Asked by Dec 09, 2015 at 12:56 PM about the 2010 Subaru Outback 2.5i

Question type: Maintenance & Repair

2 Answers

79,875

The clutch and reverse are unrelated. The only way they could be a connection would be if the mechanic somehow damaged the shifter linkage.

5,710

Engaging reverse requires the greatest mechanical displacement of the hydraulic/mechanical system. Does the clutch engagement point of the pedal travel seem much LOWER than before? If so, then you don't quite have enough action to catch reverse (without grinding). Have your wrench check for air in the system (unlikely), alignment of the slave cylinder pin, etc.

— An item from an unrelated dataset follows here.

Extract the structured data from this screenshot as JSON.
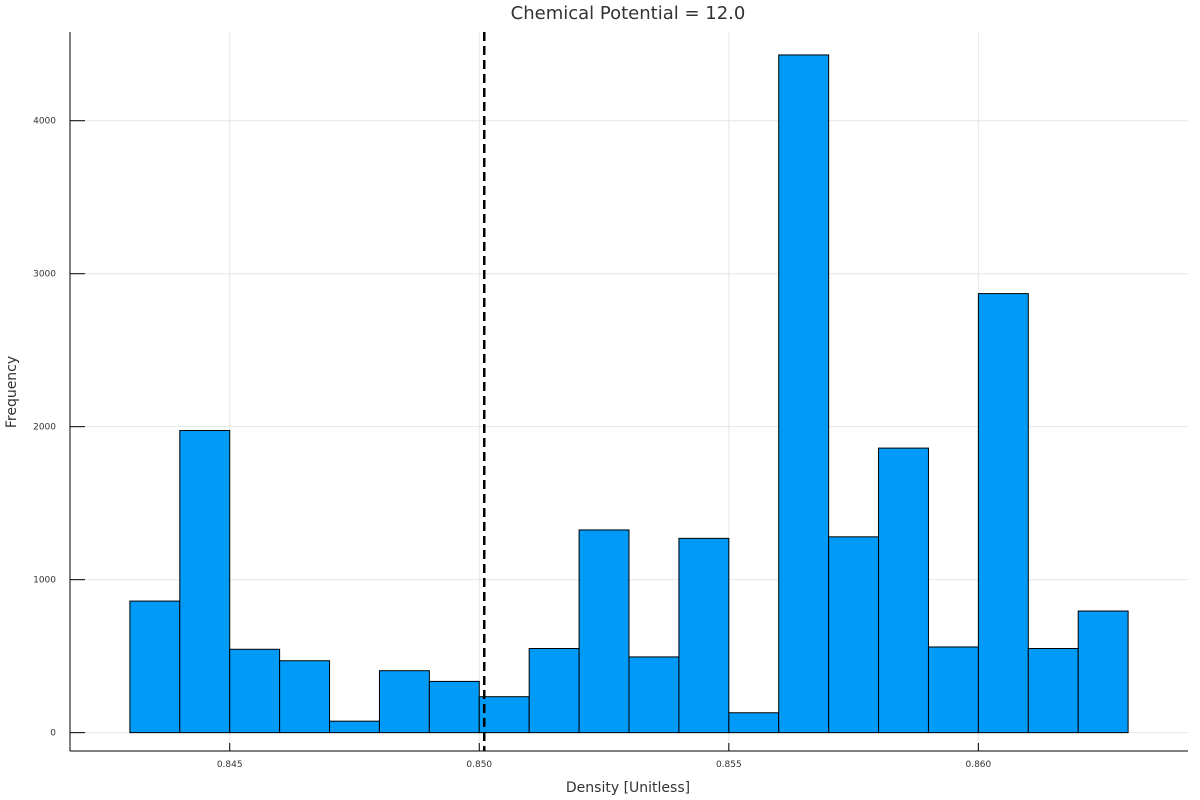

If you need just a bit more push ask him to SLIGHTLY reduce the play at the master cylinder pushrod screw (it's just behind the accelerator pedal); a full turn or so will be enough too tighten up the geometry. Lastly, Subaru's design assumes that the tolerances of all the clutch components are reasonably tight so that pedal geometry ends up somewhere in the middle of the range. If you've used (aftermarket?) any part that's thicker or thinner you can end up with too much play at the pedal (loosing reverse/first), or too little (shorter clutch life). Parts production sloppiness was such that some NEW manual trans Subies were undrivable, as short folks couldn't get the pedal to the floor. Whenever a client presents a stick Subie for my care I try to fudge the pedal geometry to engage about half way down, allowing shifting by very short drivers. A lower geo is great for tall drivers...so long as they depress fully so as to get into reverse without much "chinking". Hope this helps.